Analysis Overview
Even after the basic needs for an encoding, keyboard, and font are met, people understandably want more. They want to be able to do things with their text. There are a number of processes which fall under the label analysis. The purpose of this article is to introduce these various processes and some of the terms used in describing them.
Searching
Computers are great at searching mounds of data. The core activity in searching is the comparison of two strings as to whether they are equal or not. The simplest approach to this is simply to do a binary comparison of the two strings, but that will often miss many good matches. The issues involved in searching include:
- Canonical equivalence where two different strings are required to be considered equal, according to The Unicode Standard.
- Foldings where different characters are considered equal. For example, a caseless search where lower and uppercase are considered equal to each other.
- Ignored characters such as ZWNJ or ZWSP or even spaces. This is where certain characters may occur anywhere in the string but should be ignored for comparison.
In addition to simple string comparison, there are more sophisticated comparison techniques such as regular expressions. Many modern regular expression languages have good integration with Unicode allowing access to classes of characters based on Unicode properties.

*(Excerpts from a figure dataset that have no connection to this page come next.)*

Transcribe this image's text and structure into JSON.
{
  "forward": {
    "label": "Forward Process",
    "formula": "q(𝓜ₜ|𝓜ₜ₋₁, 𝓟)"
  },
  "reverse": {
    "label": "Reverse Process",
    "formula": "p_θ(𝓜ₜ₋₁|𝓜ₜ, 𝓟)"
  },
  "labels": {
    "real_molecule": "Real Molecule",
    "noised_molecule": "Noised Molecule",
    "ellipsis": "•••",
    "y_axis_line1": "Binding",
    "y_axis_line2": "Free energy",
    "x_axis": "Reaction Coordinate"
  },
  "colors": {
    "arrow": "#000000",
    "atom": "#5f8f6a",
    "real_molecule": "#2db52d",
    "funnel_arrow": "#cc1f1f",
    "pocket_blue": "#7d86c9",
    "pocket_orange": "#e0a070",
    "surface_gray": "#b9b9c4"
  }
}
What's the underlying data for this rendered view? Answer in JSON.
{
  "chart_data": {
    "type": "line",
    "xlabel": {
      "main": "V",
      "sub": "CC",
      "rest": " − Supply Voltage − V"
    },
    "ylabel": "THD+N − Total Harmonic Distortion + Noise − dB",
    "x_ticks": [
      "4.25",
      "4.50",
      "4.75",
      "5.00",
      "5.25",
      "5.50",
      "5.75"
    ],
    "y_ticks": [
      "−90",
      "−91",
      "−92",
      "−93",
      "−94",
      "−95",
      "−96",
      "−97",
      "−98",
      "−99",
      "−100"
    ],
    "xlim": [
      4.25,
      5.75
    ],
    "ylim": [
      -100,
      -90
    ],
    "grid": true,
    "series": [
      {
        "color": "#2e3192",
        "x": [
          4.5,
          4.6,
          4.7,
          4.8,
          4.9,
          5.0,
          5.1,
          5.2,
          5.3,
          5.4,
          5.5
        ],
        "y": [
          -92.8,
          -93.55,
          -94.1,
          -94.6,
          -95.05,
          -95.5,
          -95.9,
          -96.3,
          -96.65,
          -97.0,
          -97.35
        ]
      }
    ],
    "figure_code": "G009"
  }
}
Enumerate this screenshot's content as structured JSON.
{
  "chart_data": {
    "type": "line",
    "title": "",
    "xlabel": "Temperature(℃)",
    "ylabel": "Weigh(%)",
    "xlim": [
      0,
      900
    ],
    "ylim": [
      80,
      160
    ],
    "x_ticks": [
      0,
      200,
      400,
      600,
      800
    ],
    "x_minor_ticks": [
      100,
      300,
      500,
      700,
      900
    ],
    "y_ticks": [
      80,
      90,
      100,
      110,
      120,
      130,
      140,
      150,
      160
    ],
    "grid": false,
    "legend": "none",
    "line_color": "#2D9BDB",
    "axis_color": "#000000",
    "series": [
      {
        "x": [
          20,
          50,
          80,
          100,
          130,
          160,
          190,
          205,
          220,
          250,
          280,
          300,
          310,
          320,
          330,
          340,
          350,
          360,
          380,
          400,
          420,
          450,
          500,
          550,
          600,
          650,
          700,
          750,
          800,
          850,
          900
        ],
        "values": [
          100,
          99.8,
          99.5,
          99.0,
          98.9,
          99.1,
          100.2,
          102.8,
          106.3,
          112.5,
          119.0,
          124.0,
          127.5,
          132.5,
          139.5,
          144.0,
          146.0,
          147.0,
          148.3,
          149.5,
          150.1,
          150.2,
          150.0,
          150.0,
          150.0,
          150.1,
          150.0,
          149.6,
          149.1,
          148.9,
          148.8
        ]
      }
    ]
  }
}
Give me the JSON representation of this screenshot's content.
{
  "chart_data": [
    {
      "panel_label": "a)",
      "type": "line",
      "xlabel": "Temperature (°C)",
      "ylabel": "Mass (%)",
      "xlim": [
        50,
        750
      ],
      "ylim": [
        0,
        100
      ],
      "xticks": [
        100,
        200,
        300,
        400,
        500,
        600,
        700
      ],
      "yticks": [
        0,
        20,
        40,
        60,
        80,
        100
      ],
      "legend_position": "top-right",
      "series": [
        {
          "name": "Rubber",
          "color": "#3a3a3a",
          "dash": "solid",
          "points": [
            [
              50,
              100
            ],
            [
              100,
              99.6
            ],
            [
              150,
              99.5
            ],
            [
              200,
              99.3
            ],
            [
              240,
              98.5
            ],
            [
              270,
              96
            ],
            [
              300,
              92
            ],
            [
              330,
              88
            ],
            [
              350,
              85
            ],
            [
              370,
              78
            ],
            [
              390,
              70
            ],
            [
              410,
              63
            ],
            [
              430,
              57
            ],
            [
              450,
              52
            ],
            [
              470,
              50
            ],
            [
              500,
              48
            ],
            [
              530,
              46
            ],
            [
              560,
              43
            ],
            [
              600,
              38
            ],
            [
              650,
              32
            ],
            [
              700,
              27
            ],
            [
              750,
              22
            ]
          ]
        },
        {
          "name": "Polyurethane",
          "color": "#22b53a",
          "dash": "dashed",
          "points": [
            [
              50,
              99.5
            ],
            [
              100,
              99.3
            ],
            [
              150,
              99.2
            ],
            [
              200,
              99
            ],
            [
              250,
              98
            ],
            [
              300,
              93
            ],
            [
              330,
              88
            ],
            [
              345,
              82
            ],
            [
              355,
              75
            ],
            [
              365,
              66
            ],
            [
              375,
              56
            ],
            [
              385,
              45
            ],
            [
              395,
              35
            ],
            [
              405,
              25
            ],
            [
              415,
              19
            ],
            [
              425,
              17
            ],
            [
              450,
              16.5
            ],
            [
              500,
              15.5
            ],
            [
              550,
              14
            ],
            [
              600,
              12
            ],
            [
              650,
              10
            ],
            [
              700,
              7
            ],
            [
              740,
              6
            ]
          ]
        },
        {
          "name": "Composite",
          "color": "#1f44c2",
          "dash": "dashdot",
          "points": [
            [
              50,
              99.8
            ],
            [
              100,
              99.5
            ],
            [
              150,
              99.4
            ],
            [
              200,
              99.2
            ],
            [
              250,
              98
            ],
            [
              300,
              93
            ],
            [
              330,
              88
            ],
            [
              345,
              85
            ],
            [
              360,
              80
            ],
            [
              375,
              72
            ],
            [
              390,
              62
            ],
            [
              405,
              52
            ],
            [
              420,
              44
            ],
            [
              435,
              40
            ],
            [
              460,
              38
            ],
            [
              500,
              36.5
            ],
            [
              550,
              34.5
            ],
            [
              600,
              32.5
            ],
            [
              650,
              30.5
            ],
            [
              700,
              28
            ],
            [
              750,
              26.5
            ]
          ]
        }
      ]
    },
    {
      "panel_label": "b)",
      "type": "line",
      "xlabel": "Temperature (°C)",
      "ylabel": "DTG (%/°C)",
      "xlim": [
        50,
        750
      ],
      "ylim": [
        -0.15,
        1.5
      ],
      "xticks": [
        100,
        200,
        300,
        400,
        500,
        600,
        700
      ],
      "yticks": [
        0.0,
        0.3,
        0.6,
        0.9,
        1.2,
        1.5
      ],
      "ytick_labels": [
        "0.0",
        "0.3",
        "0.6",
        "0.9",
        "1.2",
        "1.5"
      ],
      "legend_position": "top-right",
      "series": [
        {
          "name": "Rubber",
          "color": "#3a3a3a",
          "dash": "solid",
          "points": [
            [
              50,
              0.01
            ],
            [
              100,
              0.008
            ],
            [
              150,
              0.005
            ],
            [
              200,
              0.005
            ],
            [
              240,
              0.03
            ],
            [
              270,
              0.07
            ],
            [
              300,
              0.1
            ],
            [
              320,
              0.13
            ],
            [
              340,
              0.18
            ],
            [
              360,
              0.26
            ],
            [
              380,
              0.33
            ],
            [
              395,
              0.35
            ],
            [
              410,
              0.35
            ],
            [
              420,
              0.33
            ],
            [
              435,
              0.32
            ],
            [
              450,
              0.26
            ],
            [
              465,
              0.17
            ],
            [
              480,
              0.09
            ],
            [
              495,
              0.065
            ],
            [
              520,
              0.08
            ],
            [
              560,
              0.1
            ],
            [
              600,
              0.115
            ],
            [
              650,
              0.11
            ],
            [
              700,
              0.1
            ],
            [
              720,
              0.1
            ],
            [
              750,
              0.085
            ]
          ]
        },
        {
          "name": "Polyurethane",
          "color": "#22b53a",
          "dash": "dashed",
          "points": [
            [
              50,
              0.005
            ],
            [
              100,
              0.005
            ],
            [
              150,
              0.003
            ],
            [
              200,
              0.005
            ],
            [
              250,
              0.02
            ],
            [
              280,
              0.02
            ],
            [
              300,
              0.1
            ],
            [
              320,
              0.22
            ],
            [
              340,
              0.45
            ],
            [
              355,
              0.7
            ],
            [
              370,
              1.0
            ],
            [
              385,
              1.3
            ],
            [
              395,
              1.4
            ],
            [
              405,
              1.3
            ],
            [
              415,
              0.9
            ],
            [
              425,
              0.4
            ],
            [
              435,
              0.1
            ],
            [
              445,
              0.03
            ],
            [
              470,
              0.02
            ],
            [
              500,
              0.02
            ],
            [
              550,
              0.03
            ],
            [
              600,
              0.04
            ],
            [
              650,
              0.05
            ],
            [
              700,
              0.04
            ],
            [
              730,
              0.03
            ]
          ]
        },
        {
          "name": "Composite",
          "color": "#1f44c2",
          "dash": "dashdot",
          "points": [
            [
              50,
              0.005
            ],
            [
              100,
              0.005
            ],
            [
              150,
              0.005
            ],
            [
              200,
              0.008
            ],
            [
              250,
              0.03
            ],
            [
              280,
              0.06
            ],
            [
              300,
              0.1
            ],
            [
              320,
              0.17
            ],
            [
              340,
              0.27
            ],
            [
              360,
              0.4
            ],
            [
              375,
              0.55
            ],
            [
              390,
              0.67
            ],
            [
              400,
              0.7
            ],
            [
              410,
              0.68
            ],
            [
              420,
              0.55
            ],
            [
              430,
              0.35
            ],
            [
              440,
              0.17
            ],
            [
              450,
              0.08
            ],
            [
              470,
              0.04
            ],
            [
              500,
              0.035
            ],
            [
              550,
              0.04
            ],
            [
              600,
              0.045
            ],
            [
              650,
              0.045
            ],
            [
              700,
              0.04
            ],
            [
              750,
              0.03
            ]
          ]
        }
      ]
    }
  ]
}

Difficulties in comparison occur when two strings that should be considered equal are not. This may be due to weaknesses in the encoding design where two different strings look valid and the same and so people enter the same text in different ways. Either the string comparison has to be aware of that or the encoding has to be improved to ensure the same text is stored the same way.
Collation
Just as searching resolves down to comparing two strings, sorting resolves down to collating two strings; that is to say, which of two strings is sorted earlier and which later.
The modern Unicode Collation Algorithm consists of giving each character (or group of characters) one or more collation keys. A collation key consists of a primary, secondary, and tertiary order. Strings are then compared at the primary order and if there is a difference, then that gives the result. If there is not then the strings are compared with their secondary orders and if necessary tertiary orders. Unicode has a Default Unicode Collation Element Table (DUCET) that has a set of default keys covering every character in Unicode. This default ordering is pretty good, but languages often want some difference from that. For this, a language can provide a tailoring of the default collation order. There is a standard syntax for describing this, based on the ICU library, and applications can make use of that.
Segmentation
There are a number of contexts in which text needs to be broken into substrings. For example, when double-clicking to select a word, or when breaking lines. Breaking only on spaces is insufficient. When double-clicking, does one include the initial quotation marks or final period? There are also many languages that do not have interword spaces. How do we decide where to break a line? See Line Breaking for more details.
Unicode specifies algorithms for breaking text into words, lines, sentences, and even into grapheme clusters. A grapheme cluster is used to find which characters occur between one cursor position and the next. A cursor is always considered to move forward in the text and to only change direction when the bidirectionality of the text changes.
Spell checking
Spell checking involves looking up words in a language in a lexicon. A lexicon is a list of possible words in a language, which is much like a dictionary but with just the head words and no description. Unfortunately, getting from the surface form of a word to its components in the lexicon can be far from trivial. In fact, writing a spell checker was once considered one of the hardest problems to solve in computing. Agglutinating languages can express whole sentences in a single word and scripts without marked word breaks can have ‘words’ that are longer than a line of text.
A common open source library to help with spell checking is hunspell
Cross script conversion
Many languages are written in more than one script. For example, a language that spans a national border, where the two nations use different scripts for their national language, can mean that speakers of the language in each country will want or need to use a different script. People do not want to have to retype their text just to change the script it is in. Writing a computer tool to do the conversion is far preferable. The basis for writing such tools is a description of the orthographies in each of the scripts. In some cases a script conversion tool can be used for many languages that use both scripts. In other cases a converter has to be created for each language.
OCR
Optical Character Recognition is a process whereby a computer ‘reads’ the text in an image. There are numerous non-language specific issues in doing OCR well. At the language level OCR is a kind of input method that is very visually based. It types what it sees with no knowledge of the underlying structure of the text. For most scripts this is not an issue, but some scripts may need their encoding adjusted to support a visual based input.
Large Language Models
Linguistic computing is currently undergoing something of a revolution as some long standing difficult problems are starting to fall at the feet of large language models. These include problems like converting text to audible speech or the reverse: speech to text. Machine translation is also a task that LLMs help with. Given we are at the start of such a revolution, the support is particularly weak for what are classed as digitally disadvantaged languages and is highly application-specific. This means that the general principles of description and sharing between applications are yet to be worked out. This does not, though, reduce the demand and expectation of users of languages that they not be left behind.